Quand vous êtes libéral, les médecins que vous remplacez vous verseront régulièrement la rétrocession des actes effectués en les remplaçant. L’idée est de vous reverser une partie de cette rétrocession sur votre compte personnel pour votre vie de tous les jours, et de garder le reste sur votre compte dédié à votre activité professionnelle, pour payer vos cotisations sociales (Urssaf, CARMF), et autres frais professionnels. Selon les situations, les frais professionnels du remplaçant s’élèvent à environ 30%, mais il peut être raisonnable de provisionner plus.

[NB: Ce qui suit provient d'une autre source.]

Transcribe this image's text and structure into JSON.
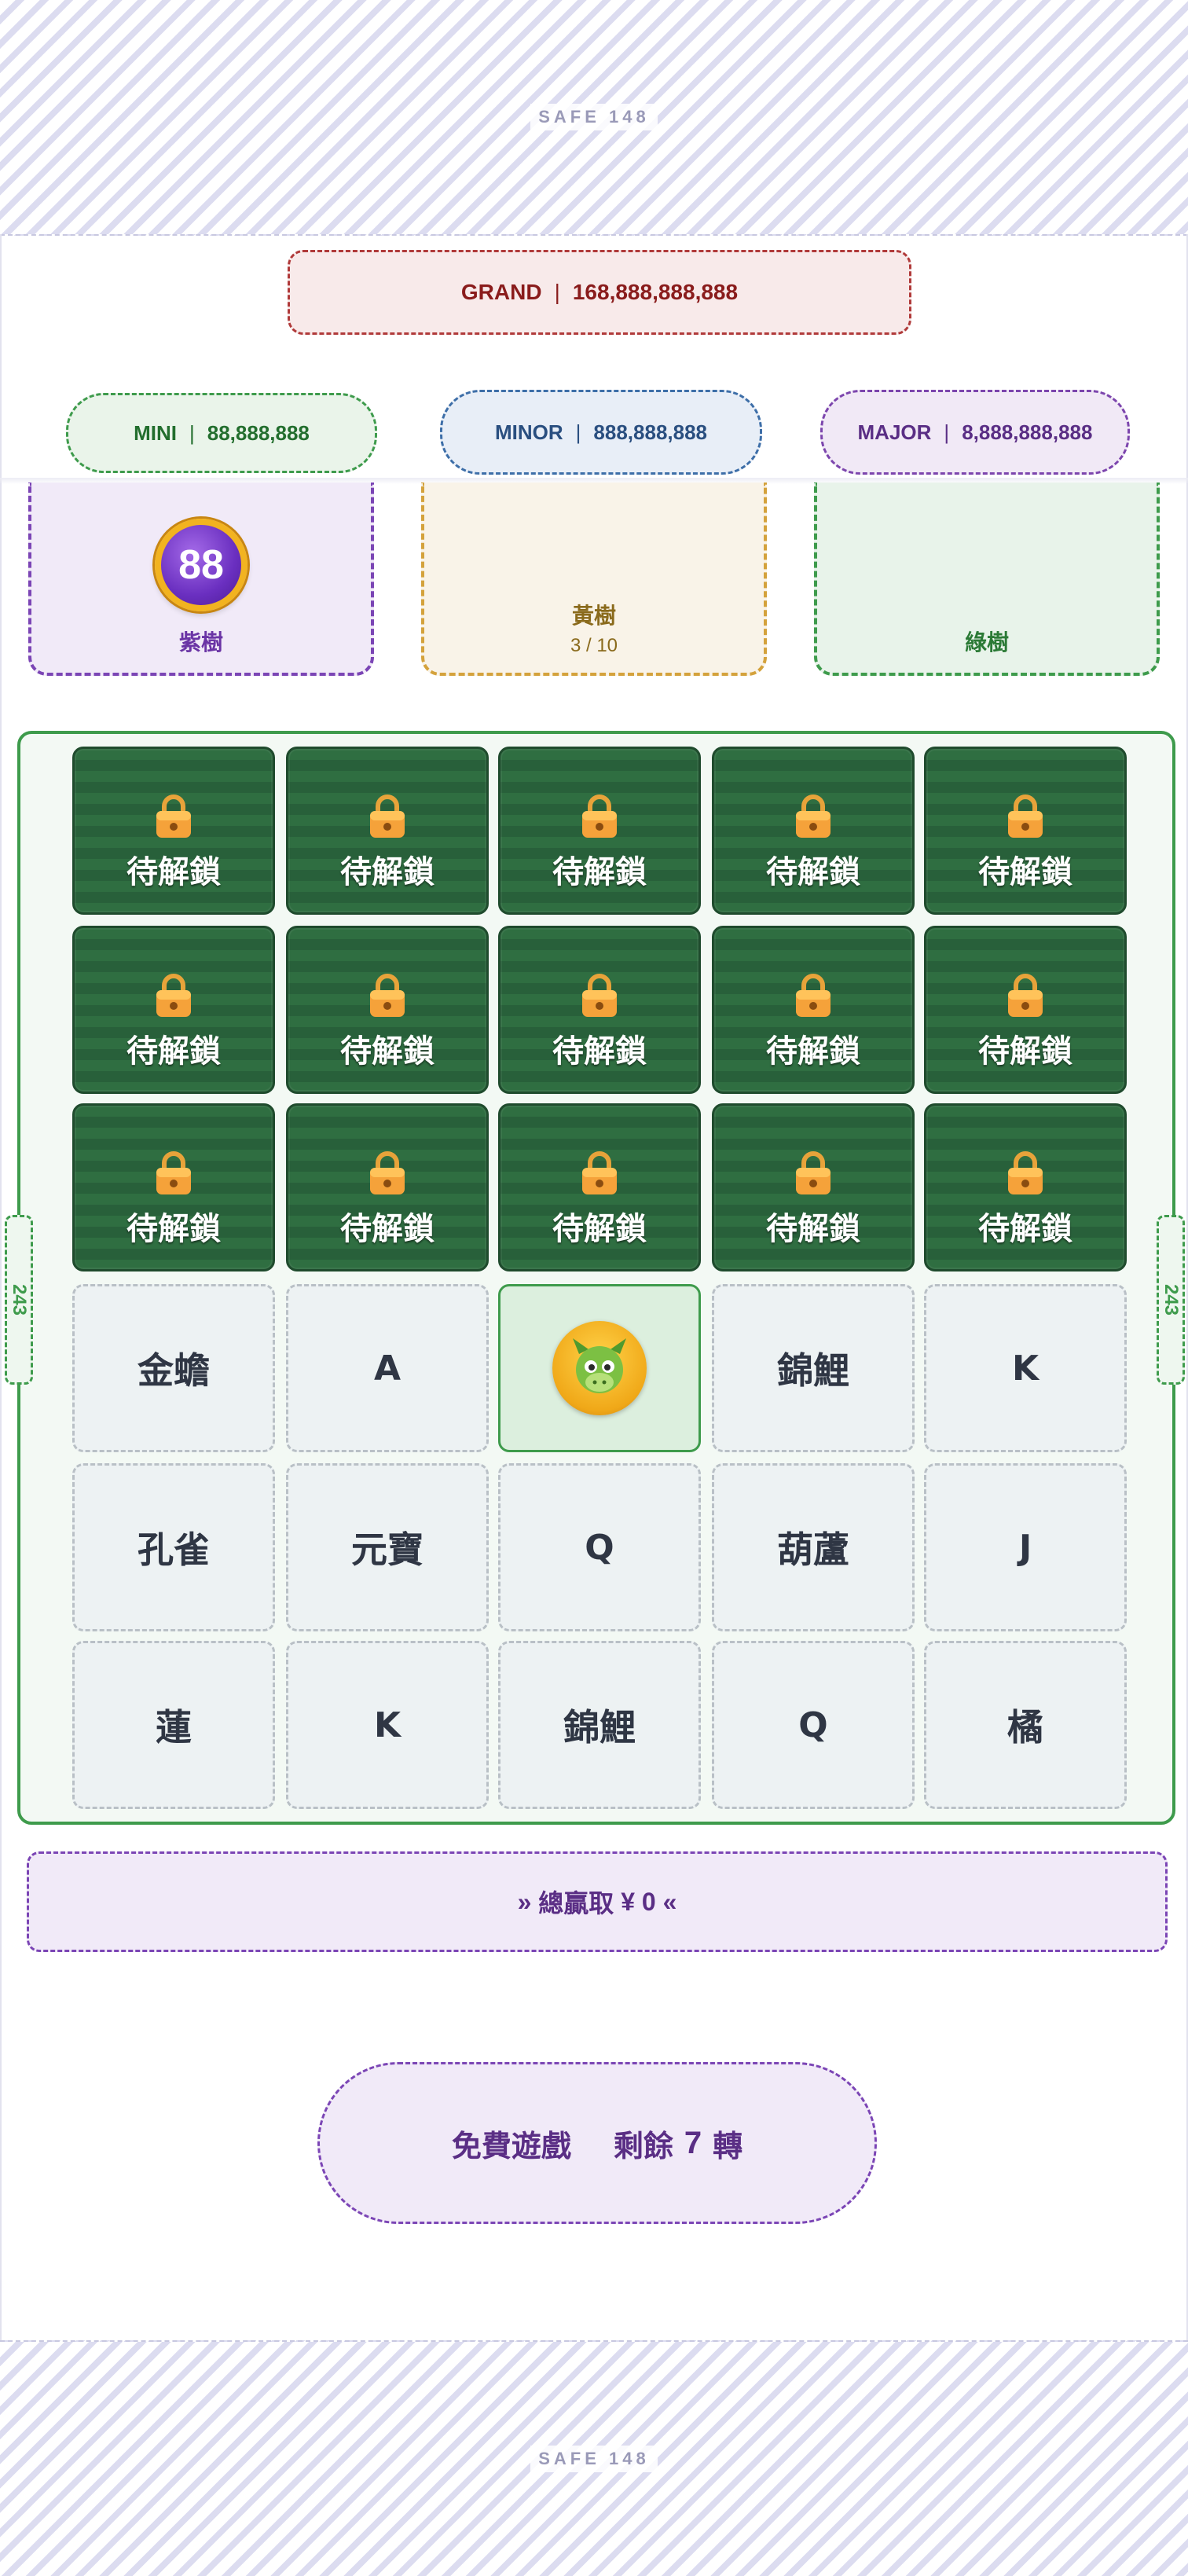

En savoir plus sur l’exercice libéral.

Il est important de comprendre que l’ouverture d’un compte bancaire professionnel implique des frais de tenue de compte bien plus élevés. Ces frais de tenue de compte ne sont justifiés que par des mouvements très fréquents sur le compte bancaire, comme des virements ou dépôts de chèque nombreux, l’utilisation d’un terminal de paiement de carte bancaire. Cela correspond à la situation d’un médecin installé mais pas à celle d’un remplaçant.

A noter que depuis la récente obligation d’indiquer la mention EI (entrepreneur individuel) sur les différents documents concernant votre activité professionnelle, certaines banques peuvent exiger l’ouverture d’un compte professionnel. Il faut dans ce cas négocier des tarifs adaptés à l’activité de votre compte, et ne pas hésiter à démarcher plusieurs banques.

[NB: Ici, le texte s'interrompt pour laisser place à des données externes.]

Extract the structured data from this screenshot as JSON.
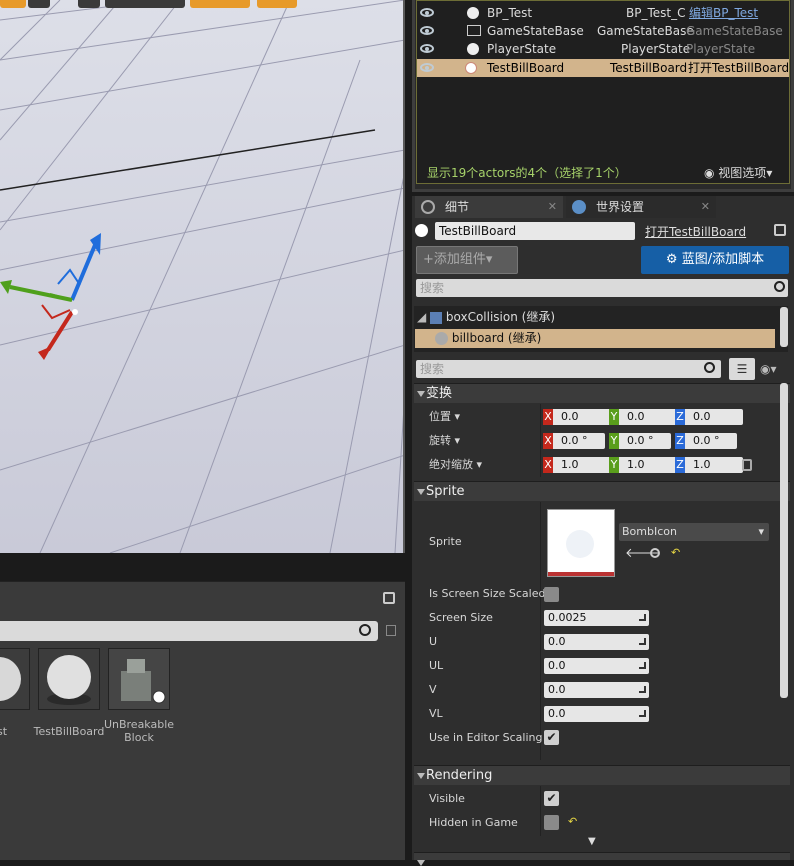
{
  "outliner": {
    "rows": [
      {
        "name": "BP_Test",
        "type": "BP_Test_C",
        "action": "编辑BP_Test",
        "selected": false
      },
      {
        "name": "GameStateBase",
        "type": "GameStateBase",
        "action": "GameStateBase",
        "selected": false
      },
      {
        "name": "PlayerState",
        "type": "PlayerState",
        "action": "PlayerState",
        "selected": false
      },
      {
        "name": "TestBillBoard",
        "type": "TestBillBoard",
        "action": "打开TestBillBoard",
        "selected": true
      }
    ],
    "status": "显示19个actors的4个（选择了1个）",
    "view_options": "视图选项"
  },
  "details": {
    "tabs": [
      {
        "label": "细节"
      },
      {
        "label": "世界设置"
      }
    ],
    "actor_name": "TestBillBoard",
    "open_link": "打开TestBillBoard",
    "add_component": "添加组件",
    "blueprint_button": "蓝图/添加脚本",
    "search_placeholder": "搜索",
    "components": [
      {
        "label": "boxCollision (继承)"
      },
      {
        "label": "billboard (继承)"
      }
    ],
    "filter_placeholder": "搜索",
    "transform": {
      "title": "变换",
      "location": {
        "label": "位置",
        "x": "0.0",
        "y": "0.0",
        "z": "0.0"
      },
      "rotation": {
        "label": "旋转",
        "x": "0.0 °",
        "y": "0.0 °",
        "z": "0.0 °"
      },
      "scale": {
        "label": "绝对缩放",
        "x": "1.0",
        "y": "1.0",
        "z": "1.0"
      }
    },
    "sprite": {
      "title": "Sprite",
      "sprite_label": "Sprite",
      "asset": "BombIcon",
      "is_screen_size_scaled": "Is Screen Size Scaled",
      "screen_size_label": "Screen Size",
      "screen_size": "0.0025",
      "u_label": "U",
      "u": "0.0",
      "ul_label": "UL",
      "ul": "0.0",
      "v_label": "V",
      "v": "0.0",
      "vl_label": "VL",
      "vl": "0.0",
      "editor_scaling_label": "Use in Editor Scaling"
    },
    "rendering": {
      "title": "Rendering",
      "visible_label": "Visible",
      "hidden_label": "Hidden in Game"
    }
  },
  "content_browser": {
    "search_placeholder": "",
    "assets": [
      {
        "label": "st"
      },
      {
        "label": "TestBillBoard"
      },
      {
        "label": "UnBreakable Block"
      }
    ]
  },
  "colors": {
    "accent_blue": "#165fa6",
    "selection": "#d2b48c",
    "axis_x": "#c4281c",
    "axis_y": "#5a9e1c",
    "axis_z": "#2a6ad8"
  }
}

Assurer son véhicule en tant que véhicule professionnel

Si vous utilisez votre voiture pour des visites à domicile, il faut en informer votre assureur.

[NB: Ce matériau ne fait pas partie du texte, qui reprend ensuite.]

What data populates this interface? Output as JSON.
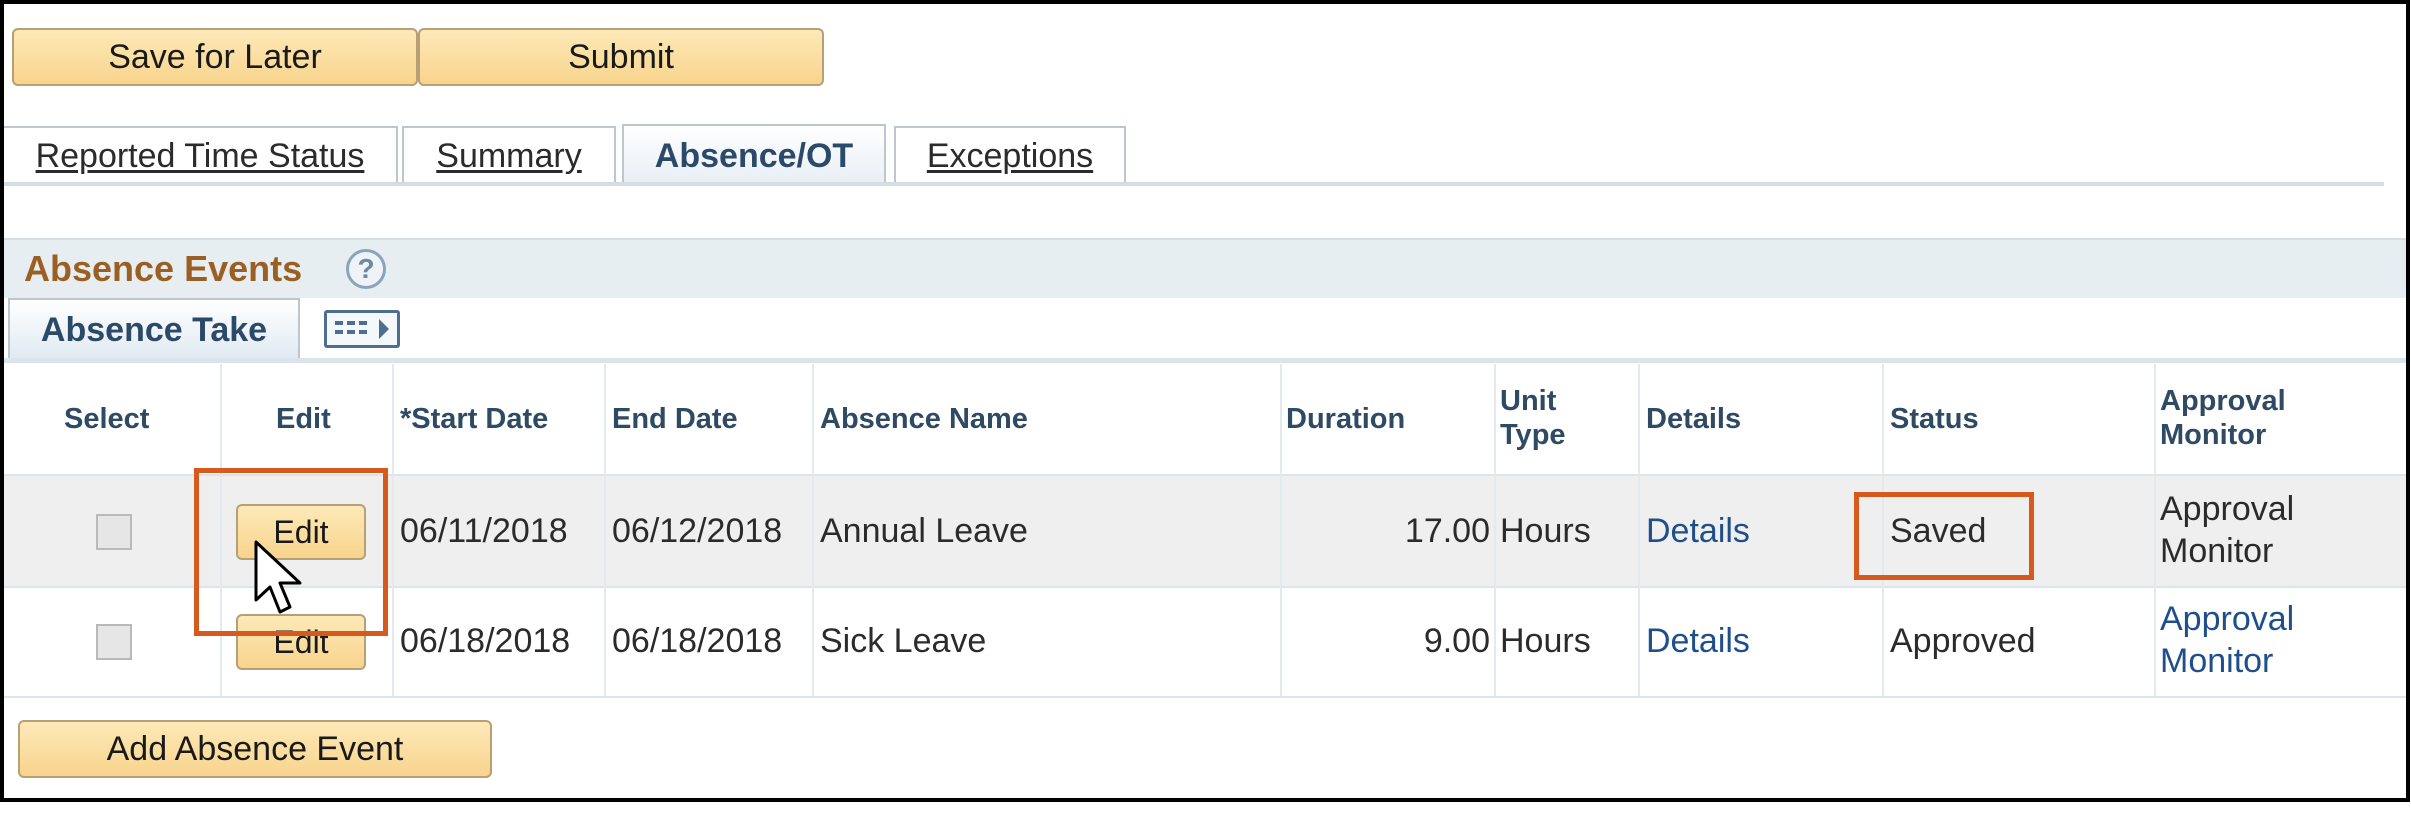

Certains assureurs ont tendance à faire monter le prix de l’assurance, ce qui n’est pas forcément justifié. Nous vous encourageons à négocier avec votre assureur si cela se produit, et éventuellement à démarcher d’autres compagnies d’assurance pour comparer les tarifs.

Souscrire une assurance privée de maintien de vos revenus en cas d’arrêt de travail (prévoyance)

Elle vous permettra d’avoir un complément de revenu en cas d’interruption d’activité. Le degré de protection (et donc le montant de votre cotisation) dépend de vos frais personnels et professionnels.

Vous pouvez effectuer le calcul en partant de ce que vous versera l’Assurance Maladie en cas d’arrêt de travail, et de votre situation personnelle (si en couple selon les revenus de votre conjoint par exemple).

Pour en savoir plus, voir l’article Prévoyance du médecin libéral : les assurances maintien de revenu facultatives.

La fiscalité du médecin généraliste remplaçant en libéral

Les 2 premières années vous serez éligible au régime fiscal micro BNC, un régime de déclaration simplifiée avec une tenue de comptabilité également simplifié (distinct du régime social, ne pas confondre). Pour en savoir plus, voir l’article Déclarer et payer ses impôts sur le revenu.

L’ouverture d’un deuxième compte bancaire vous simplifiera beaucoup la vie.

Compte professionnel des impôts

En cas de remplacement libéral, il est nécessaire de créer un compte professionnel des impôts pour s’acquitter l’année suivante de la contribution économique territoriale (CET).

Vous êtes exonéré de CET la première année d’exercice libéral mais vous devez tout de même créer votre compte.